Assim, o teatro, que além de abrigar espetáculos, também sediava as assembleias da cidade e outras festividades, foi construído, juntamente com o templo de Afrodite e outros monumentos da cidade, como forma de celebrar a nova ordem romana e de marcar a inserção de Afrodísias nela. N. de Chaisemartin, ao analisar os motivos decorativos da fachada cênica do teatro, confere relevo ao motivo de Apolo citaredo coroado pelas Musas, que ocupa o nicho central. O conjunto escultórico evoca as glórias de Otávio, especialmente o triunfo em Áccio - Dioniso, o patrono dos espetáculos dramáticos é posto de lado em vista de sua associação com Marco Antônio. Segundo a autora, Otávio se vale do histórico de lealdade da cidade cária para com Roma e das suas relações pessoais com Zoilos para dar início a um programa ideológico centrado na propagação de sua imagem como Princeps que brevemente se espalharia por toda Ásia Menor, alcançando todo o Império. A particularidade do caso afrodisiense reside justamente em sua precocidade (é um dos primeiros monumentos com esse motivo e contemporâneo do templo de Apolo Palatino em Roma) e na riqueza de sua documentação, além de, pode-se acrescentar sem temor, na espetacular qualidade de seus monumentos, graças ao talento de exímios artesãos e ao mármore de qualidade superior de que dispunham.
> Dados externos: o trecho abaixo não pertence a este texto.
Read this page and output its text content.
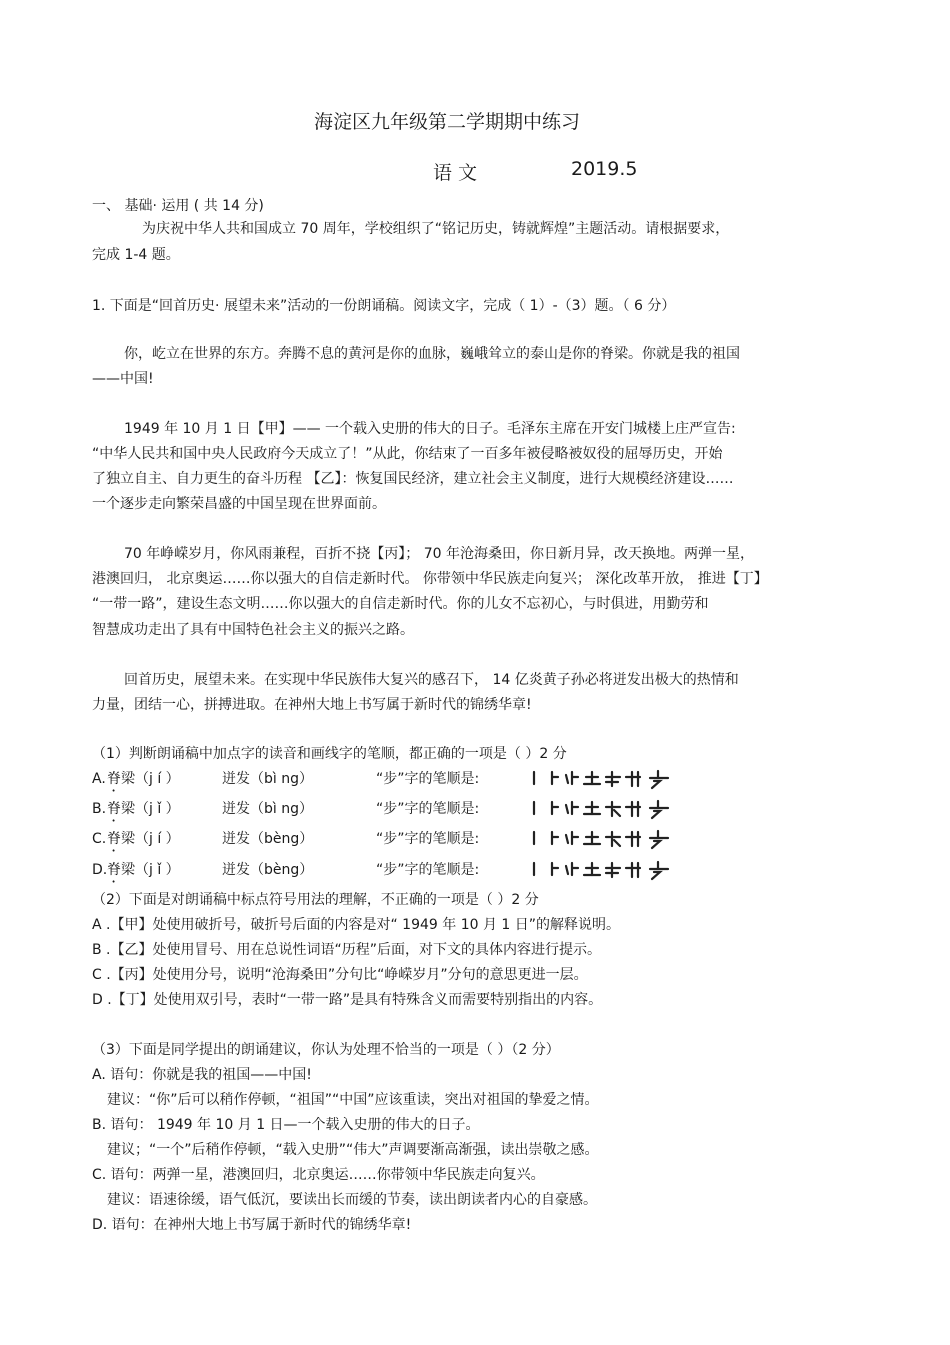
海淀区九年级第二学期期中练习
语 文	2019.5
一、 基础· 运用 ( 共 14 分)
为庆祝中华人共和国成立 70 周年，学校组织了“铭记历史，铸就辉煌”主题活动。请根据要求，
完成 1-4 题。
1. 下面是“回首历史· 展望未来”活动的一份朗诵稿。阅读文字，完成（ 1）-（3）题。（ 6 分）
你，屹立在世界的东方。奔腾不息的黄河是你的血脉，巍峨耸立的泰山是你的脊梁。你就是我的祖国
——中国!
1949 年 10 月 1 日【甲】—— 一个载入史册的伟大的日子。毛泽东主席在开安门城楼上庄严宣告:
“中华人民共和国中央人民政府今天成立了！”从此，你结束了一百多年被侵略被奴役的屈辱历史，开始
了独立自主、自力更生的奋斗历程 【乙】：恢复国民经济，建立社会主义制度，进行大规模经济建设……
一个逐步走向繁荣昌盛的中国呈现在世界面前。
70 年峥嵘岁月，你风雨兼程，百折不挠【丙】； 70 年沧海桑田，你日新月异，改天换地。两弹一星，
港澳回归， 北京奥运……你以强大的自信走新时代。 你带领中华民族走向复兴； 深化改革开放， 推进【丁】
“一带一路”，建设生态文明……你以强大的自信走新时代。你的儿女不忘初心，与时俱进，用勤劳和
智慧成功走出了具有中国特色社会主义的振兴之路。
回首历史，展望未来。在实现中华民族伟大复兴的感召下， 14 亿炎黄子孙必将迸发出极大的热情和
力量，团结一心，拼搏进取。在神州大地上书写属于新时代的锦绣华章!
（1）判断朗诵稿中加点字的读音和画线字的笔顺，都正确的一项是（ ）2 分
A. 脊 梁（j í ）	迸发（bì ng）	“步”字的笔顺是:
B. 脊 梁（j ǐ ）	迸发（bì ng）	“步”字的笔顺是:
C. 脊 梁（j í ）	迸发（bèng）	“步”字的笔顺是:
D. 脊 梁（j ǐ ）	迸发（bèng）	“步”字的笔顺是:
（2）下面是对朗诵稿中标点符号用法的理解，不正确的一项是（ ）2 分
A .【甲】处使用破折号，破折号后面的内容是对“ 1949 年 10 月 1 日”的解释说明。
B .【乙】处使用冒号、用在总说性词语“历程”后面，对下文的具体内容进行提示。
C .【丙】处使用分号，说明“沧海桑田”分句比“峥嵘岁月”分句的意思更进一层。
D .【丁】处使用双引号，表时“一带一路”是具有特殊含义而需要特别指出的内容。
（3）下面是同学提出的朗诵建议，你认为处理不恰当的一项是（ ）（2 分）
A. 语句：你就是我的祖国——中国!
建议：“你”后可以稍作停顿，“祖国”“中国”应该重读，突出对祖国的挚爱之情。
B. 语句： 1949 年 10 月 1 日—一个载入史册的伟大的日子。
建议；“一个”后稍作停顿，“载入史册”“伟大”声调要渐高渐强，读出崇敬之感。
C. 语句：两弹一星，港澳回归，北京奥运……你带领中华民族走向复兴。
建议：语速徐缓，语气低沉，要读出长而缓的节奏，读出朗读者内心的自豪感。
D. 语句：在神州大地上书写属于新时代的锦绣华章!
Interessante também é verificar como este edifício é único na medida em que atesta a transição da arquitetura de tipo helenístico para o de tipo imperial na Ásia Menor, apresentando características que sugerem a influência de Vitrúvio, cujo tratado sobre arquitetura data de pouco antes da edificação do teatro. Isso de fato só é possível se pensarmos no papel desempenhado por Zoilos, um homem entre duas culturas, como atesta sua estela funerária em que é representado com a capa grega e com a toga romana, provando, como quer M. Beard (2017BEARD, M. (2017). SPQR: Uma história da Roma Antiga. São Paulo, Crítica., p. 514), que “na cultura do império romano, era possível ser ao mesmo tempo grego e romano”.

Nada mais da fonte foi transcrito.